Researchers at Ulm University in Germany have recently developed a new framework that could help to make self-driving cars safer in urban and highly dynamic environments. It is designed to identify potential threats around the vehicle in real-time. This previous work was aimed at providing autonomous vehicles with situation-aware environment perception capabilities, thus making them more responsive in complex and dynamic unknown environments.
“The core idea behind our work is to allocate perception resources only to areas around an automated vehicle that are relevant in its current situation (e.g., its current driving task) instead of the naive 360° perception field,” Matti Henning, said. “In this way, computational resources can be saved to increase the efficiency of automated vehicles.”
When the perceptive field of automated vehicles is limited, their safety can decline considerably. For instance, if a vehicle only considers specific regions in its surroundings to be “relevant,” it might fail to detect potentially threatening objects in other regions. This could happen if the algorithms underpinning the vehicle’s functioning are programmed to only consider and process a specific area of the road.
“This is where our threat region identification approach comes into play: regions that might correspond to potential threats are marked as relevant in an early stage of the perception so that objects within these regions can be reliably perceived and assessed with their actual collision/threat risk,” Henning explained. “Consequently, our work aimed to design a method solely based on online information, i.e., without a-priori information, e.g., in the form of a map, to identify regions that potentially correspond to threats, so they can be forwarded as a requirement to be perceived.”
To be applied on a large scale, the researchers’ framework should be as lightweight as possible. In other words, it should not need extensive computational resources to continuously scan the environment for threats.
The method proposed by Henning and his colleagues is very straightforward, as it only needs to perform a limited number of computations. In addition, it is highly adaptable, thus it could be tailored for specific use-cases or vehicles.
Essentially, the framework captures model-free representations of the environment, which include velocity estimates for all moving objects in the vehicle’s surroundings. This means that, in contrast with other approaches, it does not rely on a limited, previously delineated map of relevant areas.
“Specifically, we leverage a Cartesian Dynamic Occupancy Grid Map (DOGMa), which provides a velocity estimate for each cell of the rasterized environment,” Henning said. “From this, we use a standard clustering algorithm to identify sufficiently large clusters of cells of similar velocity and then evaluate if, assuming a constant velocity for identified clusters, these clusters would intersect with the movement of the automated vehicle within a set prediction horizon.”
If the moving clusters of cells identified by the team’s clustering algorithm intersect with the vehicle’s motion, a possible collision with the corresponding object could occur. To avoid this, the team’s model marks the clusters’ position as a relevant region that should be processed, so that the vehicle can perceive objects within it and adapt its velocity or direction to avoid accidents.

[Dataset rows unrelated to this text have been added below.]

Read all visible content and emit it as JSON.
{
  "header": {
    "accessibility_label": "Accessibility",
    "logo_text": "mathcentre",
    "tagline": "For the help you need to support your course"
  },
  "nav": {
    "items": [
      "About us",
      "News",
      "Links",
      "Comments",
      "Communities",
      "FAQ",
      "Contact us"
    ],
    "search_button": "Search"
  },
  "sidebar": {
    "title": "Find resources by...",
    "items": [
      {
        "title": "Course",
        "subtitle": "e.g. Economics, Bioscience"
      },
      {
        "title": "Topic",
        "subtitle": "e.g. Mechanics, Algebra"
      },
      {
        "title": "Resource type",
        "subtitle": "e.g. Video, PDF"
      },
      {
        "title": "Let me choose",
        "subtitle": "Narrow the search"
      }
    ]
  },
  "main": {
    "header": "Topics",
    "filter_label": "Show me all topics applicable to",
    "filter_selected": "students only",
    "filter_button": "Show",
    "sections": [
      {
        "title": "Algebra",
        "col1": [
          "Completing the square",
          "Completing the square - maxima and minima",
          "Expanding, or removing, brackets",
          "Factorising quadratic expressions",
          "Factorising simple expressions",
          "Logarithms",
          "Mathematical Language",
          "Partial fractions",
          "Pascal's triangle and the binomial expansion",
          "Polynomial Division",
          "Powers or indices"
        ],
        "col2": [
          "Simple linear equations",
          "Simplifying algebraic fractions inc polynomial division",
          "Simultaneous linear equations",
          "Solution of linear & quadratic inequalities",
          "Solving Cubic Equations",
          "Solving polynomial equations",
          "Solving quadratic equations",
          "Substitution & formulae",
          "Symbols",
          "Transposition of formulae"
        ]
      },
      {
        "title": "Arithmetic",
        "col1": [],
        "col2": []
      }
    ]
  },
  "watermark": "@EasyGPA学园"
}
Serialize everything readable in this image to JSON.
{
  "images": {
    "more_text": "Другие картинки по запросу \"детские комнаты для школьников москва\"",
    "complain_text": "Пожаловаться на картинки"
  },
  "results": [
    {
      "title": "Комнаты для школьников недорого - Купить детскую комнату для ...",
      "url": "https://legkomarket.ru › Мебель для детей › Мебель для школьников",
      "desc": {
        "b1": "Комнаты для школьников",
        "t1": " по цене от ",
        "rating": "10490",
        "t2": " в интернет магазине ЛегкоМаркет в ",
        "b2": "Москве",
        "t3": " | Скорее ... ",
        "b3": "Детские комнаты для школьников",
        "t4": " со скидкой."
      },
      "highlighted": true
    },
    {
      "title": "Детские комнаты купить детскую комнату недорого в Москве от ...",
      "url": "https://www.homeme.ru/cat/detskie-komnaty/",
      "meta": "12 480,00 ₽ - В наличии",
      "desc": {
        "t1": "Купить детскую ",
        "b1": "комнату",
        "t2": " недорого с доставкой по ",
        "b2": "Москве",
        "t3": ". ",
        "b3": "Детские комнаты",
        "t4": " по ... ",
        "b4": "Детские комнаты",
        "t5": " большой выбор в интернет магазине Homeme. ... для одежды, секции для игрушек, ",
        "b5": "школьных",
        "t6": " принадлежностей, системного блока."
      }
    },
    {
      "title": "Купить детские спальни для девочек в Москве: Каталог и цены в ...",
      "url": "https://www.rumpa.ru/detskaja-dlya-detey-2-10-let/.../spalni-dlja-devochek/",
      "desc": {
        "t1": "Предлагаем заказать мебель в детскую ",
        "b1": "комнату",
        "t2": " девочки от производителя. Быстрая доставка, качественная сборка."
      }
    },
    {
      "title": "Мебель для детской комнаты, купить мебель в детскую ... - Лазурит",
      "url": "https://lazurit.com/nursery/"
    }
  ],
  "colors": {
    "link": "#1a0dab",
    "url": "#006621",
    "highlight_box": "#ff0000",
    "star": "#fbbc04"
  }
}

The key difference between the framework created by Henning and his colleagues and other threat identification approaches introduced in the past is that it tries to identify threats as early as possible. Their approach first identifies regions that contain moving objects and then allocate computational resources to these regions, using a technique introduced in their previous work.
This allows the vehicle to detect where moving objects and potential threats are before they are in its immediate vicinity. Once these are identified, a threat assessment module would assess the risk of collisions with these objects and a planner would delineate actions to avoid these collisions. The team’s paper only focuses on the treat identification model, as the threat assessment system and planner are beyond the scope of their paper.
“Our work is to be seen in the context of regional allocation of resources to parts of the perception data instead of the full 360° field of view,” Henning said. “We outlined the (quite obvious) importance of retaining the capability of reacting to the environment without being restricted to a-priori knowledge. In this context, we have shown that already straightforward and lightweight implementations can significantly improve possible reaction time on potential collision threats.”
Henning and his colleagues evaluated their framework in a series of simulations and found that it could improve the operation of self-driving vehicles in different critical scenarios. These include scenarios in which another traffic participant approaches the vehicle’s lane in different ways.
“The implication that we derive is that safety is not necessarily tied to an all-time, 360° multimodal perception system,” Henning said. “Instead, safety can also be achieved by an efficient perception system that adapts in smart ways and based on context knowledge as well as online information (and possibly even other sources of information) to an automated agent’s situation.”
The new framework could eventually be implemented and tested in real-world settings, to enhance the safety of self-driving vehicles navigating dynamic environments. In the meantime, Henning and his colleagues plan to continue working on their approach, while also devising new models to enhance autonomous and semi-autonomous driving.
“In the future, we aim to follow the path to both efficient and safe perception using introduced methods for situation-awareness,” Henning added. “Early-stage threat region identification is only one of the components required for such a system, and several challenges are still to be handled.”